Conforme noticiado pelo G1, os advogados argumentaram que há um "vazio de indícios" no indiciamento feito pela Polícia Federal (PF) e que, mais uma vez, punições se aproximam ao ex-presidente a partir de atos de terceiros.
A defesa alegou, também, que Bolsonaro não estava proibindo de usar o WhatsApp (aplicativo da Meta, proibida na Rússia por extremismo) e chamou a ferramenta de aplicativo de mensagens, distinguindo-o de redes sociais.
Em relação ao rascunho de pedido de asilo político à Argentina, encontrado no celular de Bolsonaro, os advogados argumentaram que o documento não pode ser tratado "como indício de fuga".
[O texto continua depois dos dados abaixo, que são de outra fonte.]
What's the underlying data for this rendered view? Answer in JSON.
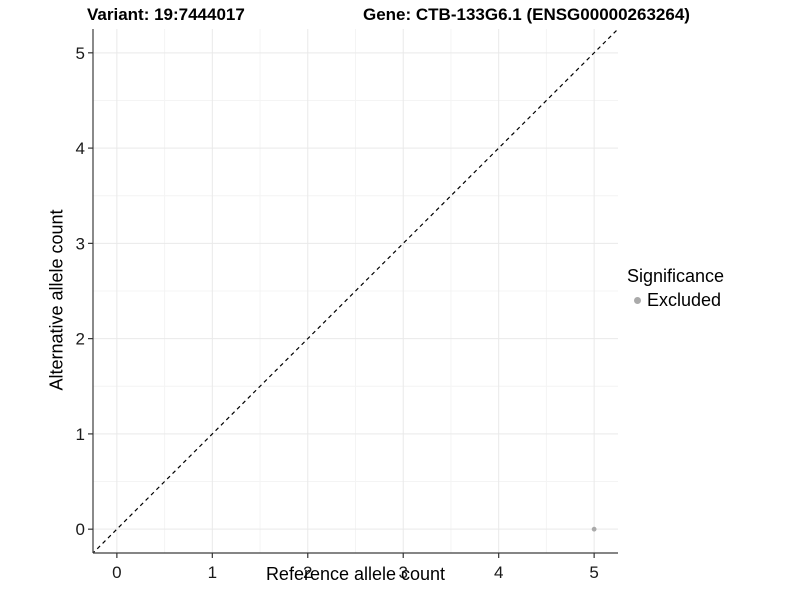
{
  "chart_data": {
    "type": "scatter",
    "title_left": "Variant: 19:7444017",
    "title_right": "Gene: CTB-133G6.1 (ENSG00000263264)",
    "xlabel": "Reference allele count",
    "ylabel": "Alternative allele count",
    "xlim": [
      -0.25,
      5.25
    ],
    "ylim": [
      -0.25,
      5.25
    ],
    "xticks": [
      0,
      1,
      2,
      3,
      4,
      5
    ],
    "yticks": [
      0,
      1,
      2,
      3,
      4,
      5
    ],
    "minor_ticks": [
      0.5,
      1.5,
      2.5,
      3.5,
      4.5
    ],
    "grid": "major and minor gridlines, very light grey, white panel background",
    "reference_line": {
      "equation": "y = x",
      "style": "dashed",
      "color": "#000000"
    },
    "series": [
      {
        "name": "Excluded",
        "color": "#aaaaaa",
        "points": [
          {
            "x": 5,
            "y": 0
          }
        ]
      }
    ],
    "legend": {
      "title": "Significance",
      "position": "right",
      "items": [
        {
          "label": "Excluded",
          "color": "#aaaaaa"
        }
      ]
    }
  },
  "colors": {
    "axis_line": "#3c3c3c",
    "tick_mark": "#333333",
    "tick_label": "#1a1a1a",
    "grid_major": "#e9e9e9",
    "grid_minor": "#f4f4f4",
    "background": "#ffffff"
  }
}
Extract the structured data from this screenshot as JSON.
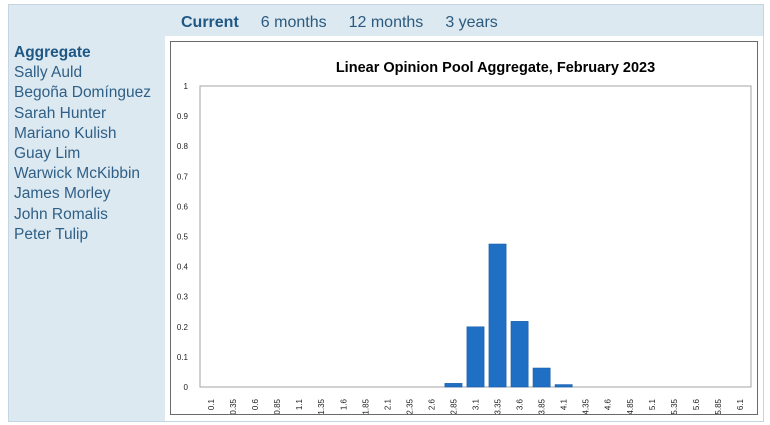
{
  "tabs": [
    {
      "label": "Current",
      "active": true
    },
    {
      "label": "6 months",
      "active": false
    },
    {
      "label": "12 months",
      "active": false
    },
    {
      "label": "3 years",
      "active": false
    }
  ],
  "sidebar": {
    "items": [
      {
        "label": "Aggregate",
        "active": true
      },
      {
        "label": "Sally Auld",
        "active": false
      },
      {
        "label": "Begoña Domínguez",
        "active": false
      },
      {
        "label": "Sarah Hunter",
        "active": false
      },
      {
        "label": "Mariano Kulish",
        "active": false
      },
      {
        "label": "Guay Lim",
        "active": false
      },
      {
        "label": "Warwick McKibbin",
        "active": false
      },
      {
        "label": "James Morley",
        "active": false
      },
      {
        "label": "John Romalis",
        "active": false
      },
      {
        "label": "Peter Tulip",
        "active": false
      }
    ]
  },
  "colors": {
    "bar": "#1f6fc4",
    "bar_edge": "#1a5ea8",
    "accent": "#1f5785",
    "frame_bg": "#dce9f1"
  },
  "chart_data": {
    "type": "bar",
    "title": "Linear Opinion Pool Aggregate, February 2023",
    "xlabel": "",
    "ylabel": "",
    "ylim": [
      0,
      1
    ],
    "yticks": [
      "0",
      "0.1",
      "0.2",
      "0.3",
      "0.4",
      "0.5",
      "0.6",
      "0.7",
      "0.8",
      "0.9",
      "1"
    ],
    "categories": [
      "0.1",
      "0.35",
      "0.6",
      "0.85",
      "1.1",
      "1.35",
      "1.6",
      "1.85",
      "2.1",
      "2.35",
      "2.6",
      "2.85",
      "3.1",
      "3.35",
      "3.6",
      "3.85",
      "4.1",
      "4.35",
      "4.6",
      "4.85",
      "5.1",
      "5.35",
      "5.6",
      "5.85",
      "6.1"
    ],
    "values": [
      0,
      0,
      0,
      0,
      0,
      0,
      0,
      0,
      0,
      0,
      0,
      0.012,
      0.2,
      0.475,
      0.218,
      0.063,
      0.008,
      0,
      0,
      0,
      0,
      0,
      0,
      0,
      0
    ],
    "grid": false,
    "legend": "none"
  }
}
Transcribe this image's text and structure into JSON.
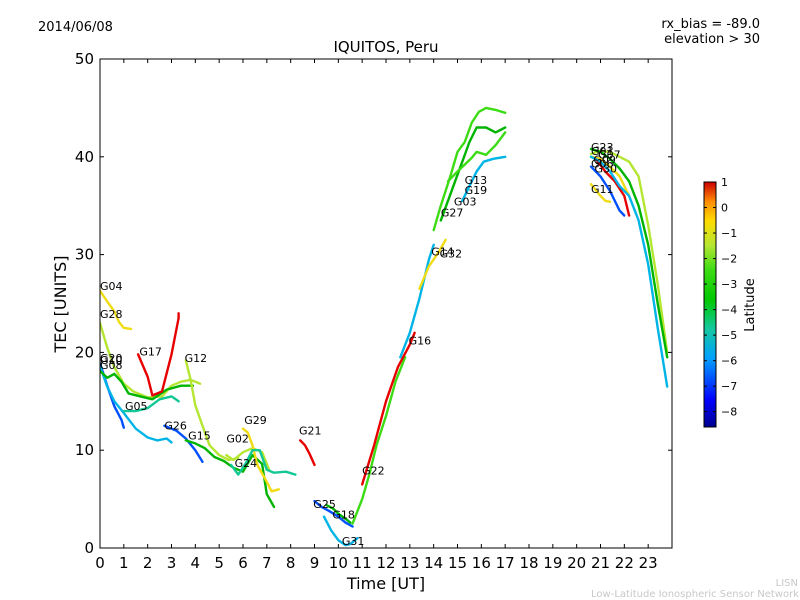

"Seria necessário avisar à Polícia Federal, especialmente ao setor de inteligência, que o processo criminal que originou as cautelares foi proposto um ano depois e, desde então, o ex-presidente compareceu a todos os seus atos, inclusive estando em sua residência quando determinado o uso de tornozeleira por Vossa Excelência", afirma a defesa, ressaltando que o arquivo é de fevereiro do ano passado.
A manifestação dos advogados ocorre dentro do prazo de 48 horas determinado por Moraes na última quarta-feira (20), que pediu esclarecimentos sobre descumprimento de medidas cautelares por parte de Bolsonaro, além de explicações sobre o plano de fuga.